Use libsass in flask

Example code on integrating libsass into flask

So my purpose is to build a tiny site with Flask, and want to use Sass for style sheet.

What I could found from (the first page of) google mostly goes to flask-scss packages. But this package is still in a version number of 0.5, which looks like still under development, and have been updated for 7 years (last commit in 2015). Some of them uses flask-assets, but still not looks like a stable solution.

Fortunately, libsass-python now having official support on this: Using with Flask.

So this article is for the experience on integrating libsass into flask. I'm writing this article based on Flask 2.0.2 and libsass 0.21.0.

Building Sass on request

libsass-python natively comes with the package sassutils. And I'm having a folder with following layout:

Folder layout

|- static
|  |- sass
|     |- main.scss
|- app.py

Sample app

Now add SassMiddleware the wsgi middleware to the site app:

import flask
import sassutils.wsgi
app = flask.Flask(__name__)
app.wsgi_app = sassutils.wsgi.SassMiddleware(
app.wsgi_app,
{
"app": {
"sass_path": "static/sass",
"css_path": "static/css",
"wsgi_path": "style",
"strip_extension": True,
}
},
)

Note it's using a strange layout to clearify the behavior. It comes with some pitfall, would be addressed below.

On official doc, it suggests a simpler format for manifest. But that one raises FutureWarning. So adding strip_extension to address this.

Mainfest

Here's the detail on each parameters in mainfest:

  • sass_path Path for the folder that contains source Sass/SCSS files

    This is the only required parameter.

  • css_path Path to store the generated output

    We don't need to create it first. During request, libsass compile the code from sass_path than put it to css_path. So we could see the output appears at static/css/main.css after any request.

    If we do not specific it, that the data would be saved to sass_path. I do not want to mix generated data with source code, so strongly recommand to use it.

  • wsgi_path Overriding prefix to get compiled data on routing

    By specificing this, we would be avaliable to get the compiled stylesheet with /style/main.css.

    If we do not specific it, it uses css_path. Then we should get it from /static/css/main.css.

  • strip_extension Remove original file extension or not

    When set to False (default value), libsass only append .css to original file name. So main.scss now become main.scss.css.

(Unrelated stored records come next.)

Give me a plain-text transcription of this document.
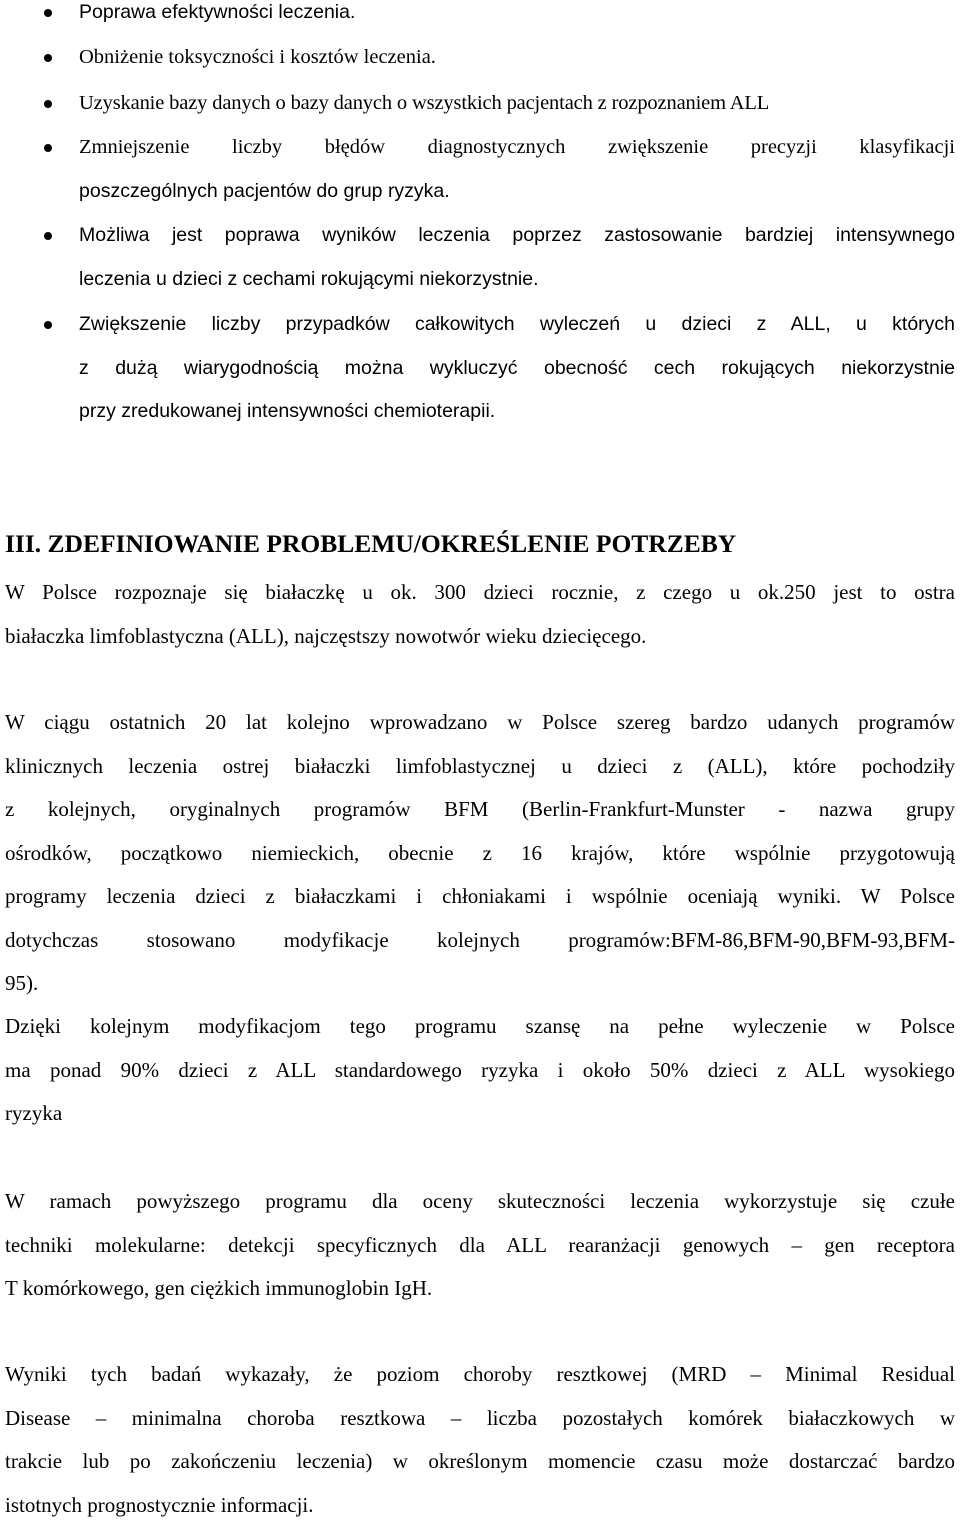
Poprawa efektywności leczenia.
Obniżenie toksyczności i kosztów leczenia.
Uzyskanie bazy danych o bazy danych o wszystkich pacjentach z rozpoznaniem ALL
Zmniejszenie liczby błędów diagnostycznych zwiększenie precyzji klasyfikacji
poszczególnych pacjentów do grup ryzyka.
Możliwa jest poprawa wyników leczenia poprzez zastosowanie bardziej intensywnego
leczenia u dzieci z cechami rokującymi niekorzystnie.
Zwiększenie liczby przypadków całkowitych wyleczeń u dzieci z ALL, u których
z dużą wiarygodnością można wykluczyć obecność cech rokujących niekorzystnie
przy zredukowanej intensywności chemioterapii.
III. ZDEFINIOWANIE PROBLEMU/OKREŚLENIE POTRZEBY
W Polsce rozpoznaje się białaczkę u ok. 300 dzieci rocznie, z czego u ok.250 jest to ostra
białaczka limfoblastyczna (ALL), najczęstszy nowotwór wieku dziecięcego.
W ciągu ostatnich 20 lat kolejno wprowadzano w Polsce szereg bardzo udanych programów
klinicznych leczenia ostrej białaczki limfoblastycznej u dzieci z (ALL), które pochodziły
z kolejnych, oryginalnych programów BFM (Berlin-Frankfurt-Munster - nazwa grupy
ośrodków, początkowo niemieckich, obecnie z 16 krajów, które wspólnie przygotowują
programy leczenia dzieci z białaczkami i chłoniakami i wspólnie oceniają wyniki. W Polsce
dotychczas stosowano modyfikacje kolejnych programów:BFM-86,BFM-90,BFM-93,BFM-
95).
Dzięki kolejnym modyfikacjom tego programu szansę na pełne wyleczenie w Polsce
ma ponad 90% dzieci z ALL standardowego ryzyka i około 50% dzieci z ALL wysokiego
ryzyka
W ramach powyższego programu dla oceny skuteczności leczenia wykorzystuje się czułe
techniki molekularne: detekcji specyficznych dla ALL rearanżacji genowych – gen receptora
T komórkowego, gen ciężkich immunoglobin IgH.
Wyniki tych badań wykazały, że poziom choroby resztkowej (MRD – Minimal Residual
Disease – minimalna choroba resztkowa – liczba pozostałych komórek białaczkowych w
trakcie lub po zakończeniu leczenia) w określonym momencie czasu może dostarczać bardzo
istotnych prognostycznie informacji.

    And if we enabling this, they would remove the extension, so we could get main.css.

On using this config, it generates data to static/css and we could reach the output via:

curl http://localhost:5000/style/main.css

Template

A simple way could be directly specific the path:

<link href="/style/main.css" rel="stylesheet" type="text/css">

But be careful, it is not suggested to use SassMiddleware for production. You should compile it into static files and serving it with other server.

So using url_for might be better. But:

<link href="{{ url_for('static', filename='/style/main.css') }}" rel="stylesheet" type="text/css">
# above template code generates
<link href="/static/style/main.css" rel="stylesheet" type="text/css">

Flask prepends static/ prefix to the filename. So it is not feasible to use the provided config. We could solve this by removing wsgi_path parameters, or set it to a string with static/ prefix.

(Building for deployment)

Not trying yet. Not sure if I remember to fill this in the futrue.